Reside en el cuerpo de muchísimas mujeres un malestar casi permanente, que nos hace mantener una lucha interna inacabable. Nuestro cuerpo, independientemente de cómo sea, es percibido por nosotras mismas con demasiada frecuencia como susceptible de mejora, incompleto, defectuoso. Ni siquiera la Coronacrisis y la cuarentena han dado un respiro, bien al contrario: desde los distintos medios y redes sociales se proponían con insistencia durante el confinamiento diferentes modos de mantenerse en forma dentro de casa, influencers dando consejos, deportistas mostrándonos el camino a seguir, el camino a la felicidad que por lo visto reside en un cuerpo perfecto, si es que tal cosa existe, y para cuya conquista no es excusa un tiempo detenido, un momento de pausa como podía haber sido este encierro.

Nadie duda de que el deporte es salud y que es importante el ejercicio físico, a menos que se caiga en un exceso maniático que lo neurotice, dando toda la importancia al aspecto físico y ninguna al bienestar psíquico. En demasiados casos se vincula la felicidad al hecho de tener un (imposible) cuerpo perfecto y esto ocurre sobre todo a las mujeres, al cuerpo de las mujeres, un cuerpo que en la intersección entre patriarcado y capitalismo se presenta fragmentado.

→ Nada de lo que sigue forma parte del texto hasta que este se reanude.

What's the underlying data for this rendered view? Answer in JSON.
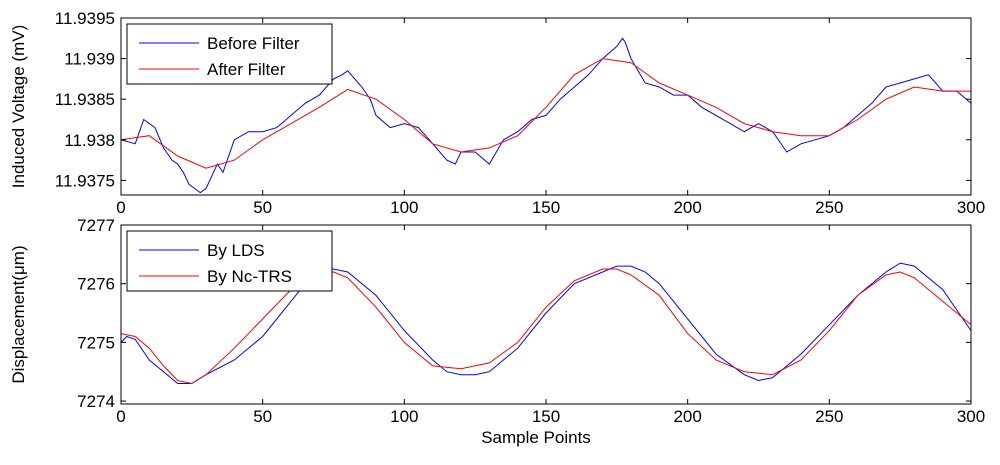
{
  "chart_data": [
    {
      "type": "line",
      "ylabel": "Induced Voltage (mV)",
      "xlabel": "",
      "xlim": [
        0,
        300
      ],
      "ylim": [
        11.93732,
        11.9395
      ],
      "xticks": [
        0,
        50,
        100,
        150,
        200,
        250,
        300
      ],
      "yticks": [
        11.9375,
        11.938,
        11.9385,
        11.939,
        11.9395
      ],
      "ytick_labels": [
        "11.9375",
        "11.938",
        "11.9385",
        "11.939",
        "11.9395"
      ],
      "grid": false,
      "legend_position": "top-left",
      "series": [
        {
          "name": "Before Filter",
          "color": "#0000ff",
          "x": [
            0,
            5,
            8,
            12,
            15,
            18,
            20,
            22,
            24,
            26,
            28,
            30,
            32,
            34,
            36,
            38,
            40,
            45,
            50,
            55,
            60,
            65,
            70,
            75,
            78,
            80,
            85,
            88,
            90,
            95,
            100,
            105,
            110,
            115,
            118,
            120,
            125,
            130,
            135,
            140,
            145,
            150,
            155,
            160,
            165,
            170,
            175,
            177,
            178,
            180,
            185,
            190,
            195,
            200,
            205,
            210,
            215,
            220,
            225,
            230,
            235,
            240,
            245,
            250,
            255,
            260,
            265,
            270,
            275,
            280,
            285,
            290,
            295,
            300
          ],
          "values": [
            11.938,
            11.93795,
            11.93825,
            11.93815,
            11.9379,
            11.93775,
            11.9377,
            11.9376,
            11.93745,
            11.9374,
            11.93735,
            11.9374,
            11.93755,
            11.9377,
            11.9376,
            11.9378,
            11.938,
            11.9381,
            11.9381,
            11.93815,
            11.9383,
            11.93845,
            11.93855,
            11.93875,
            11.9388,
            11.93885,
            11.93865,
            11.9385,
            11.9383,
            11.93815,
            11.9382,
            11.93815,
            11.93795,
            11.93775,
            11.9377,
            11.93785,
            11.93785,
            11.9377,
            11.938,
            11.9381,
            11.93825,
            11.9383,
            11.9385,
            11.93865,
            11.9388,
            11.939,
            11.93915,
            11.93925,
            11.9392,
            11.939,
            11.9387,
            11.93865,
            11.93855,
            11.93855,
            11.9384,
            11.9383,
            11.9382,
            11.9381,
            11.9382,
            11.9381,
            11.93785,
            11.93795,
            11.938,
            11.93805,
            11.93815,
            11.9383,
            11.93845,
            11.93865,
            11.9387,
            11.93875,
            11.9388,
            11.9386,
            11.9386,
            11.93845
          ]
        },
        {
          "name": "After Filter",
          "color": "#ff0000",
          "x": [
            0,
            10,
            20,
            30,
            40,
            50,
            60,
            70,
            80,
            90,
            100,
            110,
            120,
            130,
            140,
            150,
            160,
            170,
            180,
            190,
            200,
            210,
            220,
            230,
            240,
            250,
            260,
            270,
            280,
            290,
            300
          ],
          "values": [
            11.938,
            11.93805,
            11.9378,
            11.93765,
            11.93775,
            11.938,
            11.9382,
            11.9384,
            11.93862,
            11.9385,
            11.93825,
            11.93795,
            11.93785,
            11.9379,
            11.93805,
            11.9384,
            11.9388,
            11.939,
            11.93895,
            11.9387,
            11.93855,
            11.9384,
            11.9382,
            11.9381,
            11.93805,
            11.93805,
            11.93825,
            11.9385,
            11.93865,
            11.9386,
            11.9386
          ]
        }
      ]
    },
    {
      "type": "line",
      "ylabel": "Displacement(μm)",
      "xlabel": "Sample Points",
      "xlim": [
        0,
        300
      ],
      "ylim": [
        7273.95,
        7277
      ],
      "xticks": [
        0,
        50,
        100,
        150,
        200,
        250,
        300
      ],
      "yticks": [
        7274,
        7275,
        7276,
        7277
      ],
      "ytick_labels": [
        "7274",
        "7275",
        "7276",
        "7277"
      ],
      "grid": false,
      "legend_position": "top-left",
      "series": [
        {
          "name": "By LDS",
          "color": "#0000ff",
          "x": [
            0,
            2,
            5,
            10,
            15,
            20,
            25,
            30,
            40,
            50,
            60,
            65,
            70,
            75,
            80,
            90,
            100,
            110,
            115,
            120,
            125,
            130,
            140,
            150,
            160,
            170,
            175,
            180,
            185,
            190,
            200,
            210,
            220,
            225,
            230,
            240,
            250,
            260,
            270,
            275,
            280,
            290,
            300
          ],
          "values": [
            7275,
            7275.1,
            7275.05,
            7274.7,
            7274.5,
            7274.3,
            7274.3,
            7274.45,
            7274.7,
            7275.1,
            7275.7,
            7276,
            7276.2,
            7276.25,
            7276.2,
            7275.8,
            7275.2,
            7274.7,
            7274.5,
            7274.45,
            7274.45,
            7274.5,
            7274.9,
            7275.5,
            7276.0,
            7276.2,
            7276.3,
            7276.3,
            7276.2,
            7276.0,
            7275.4,
            7274.8,
            7274.45,
            7274.35,
            7274.4,
            7274.8,
            7275.3,
            7275.8,
            7276.2,
            7276.35,
            7276.3,
            7275.9,
            7275.2
          ]
        },
        {
          "name": "By Nc-TRS",
          "color": "#ff0000",
          "x": [
            0,
            5,
            10,
            15,
            20,
            25,
            30,
            40,
            50,
            60,
            70,
            75,
            80,
            90,
            100,
            110,
            120,
            130,
            140,
            150,
            160,
            170,
            175,
            180,
            190,
            200,
            210,
            220,
            230,
            240,
            250,
            260,
            270,
            275,
            280,
            290,
            300
          ],
          "values": [
            7275.15,
            7275.1,
            7274.9,
            7274.6,
            7274.35,
            7274.3,
            7274.45,
            7274.9,
            7275.4,
            7275.9,
            7276.2,
            7276.2,
            7276.1,
            7275.6,
            7275.0,
            7274.6,
            7274.55,
            7274.65,
            7275.0,
            7275.6,
            7276.05,
            7276.25,
            7276.25,
            7276.15,
            7275.8,
            7275.15,
            7274.7,
            7274.5,
            7274.45,
            7274.7,
            7275.2,
            7275.8,
            7276.15,
            7276.2,
            7276.1,
            7275.7,
            7275.3
          ]
        }
      ]
    }
  ]
}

Ha sucedido en todas las épocas, este malestar no es nuevo pero sí que adquiere nuevas formas conforme avanzan los tiempos. En el actual modelo patriarcal de dominación masculina la mujer es fragmentada física y mentalmente: se aprovechan las partes fáciles de consumir y se descartan, reprimen y/o anulan las partes incómodas. El hombre, sin embargo, es concebido como individuo integral: gordo, flaco, joven, viejo, infantil o maduro, su multiplicidad es aceptada como normal y conveniente.

Por el contrario, la mujer ha de ser: delgada pero con enormes pechos, con aspecto infantil pero con libido de adulta, joven eterna hasta un punto ridículo y a ser posible no muy inteligente, y si lo es, al menos que no se le note. Y, por supuesto, que no hable mucho (hay un regaetton cuyo estribillo dice: «quiero una mujer que no diga ná, ná, ná»). Se busca una muñeca con vida, irreal y moldeable. Es un modelo de mujer que parece el fruto de la proyección fantasiosa de un adolescente. Esta fragmentación causa a las mujeres que se someten a ese juego para triunfar un gran sufrimiento físico: operaciones quirúrgicas, dietas absurdas, gimnasio, rayos uva.

Y también sufrimiento mental, pues estar dentro de la norma supone renunciar a aspectos de crecimiento personal: se exige ser acrítica, complaciente, sufrida y sumisa. Es la mujer ideal tanto para el patriarcado como para el capitalismo, esa alianza nefasta: aniñada y con grandes pechos operados, grandes labios también operados, que obedezca y esté siempre lista para el sexo, que no discuta y que esté siempre guapa. Todas iguales como si viniéramos en un único envase, lo que se sale de ese calibre, color y forma es descartado, en una especie de fordismo aplicado a los cuerpos.

El sufrimiento es tanto para las mujeres que se ajustan a la norma (por los sacrificios que deben hacer para ajustarse a ésta) como para las que están fuera de la pauta, pues son puro material de desecho: gordas, mayores, con gafas, desgarbadas, planas, quedan fuera del canon del triunfo. Recordad: sin tetas no hay paraíso.

Se nos exige un enorme esfuerzo para estar físicamente a la altura de lo que se espera de nosotras, esfuerzo que sin embargo no se reclama a los hombres. Vemos muy a menudo a mujeres estupendas al lado de hombres que parecen orcos. Ellos pueden tener sobrepeso, años, canas, arrugas, y no pasa nada. A la inversa es inconcebible, en las mujeres es imperdonable no estar perfectas. Y por mucho que nos esforcemos, en nosotras siempre hay un error, un defecto, una desviación, algo que corregir: estamos en permanente proceso de construcción, como si estuviéramos inacabadas.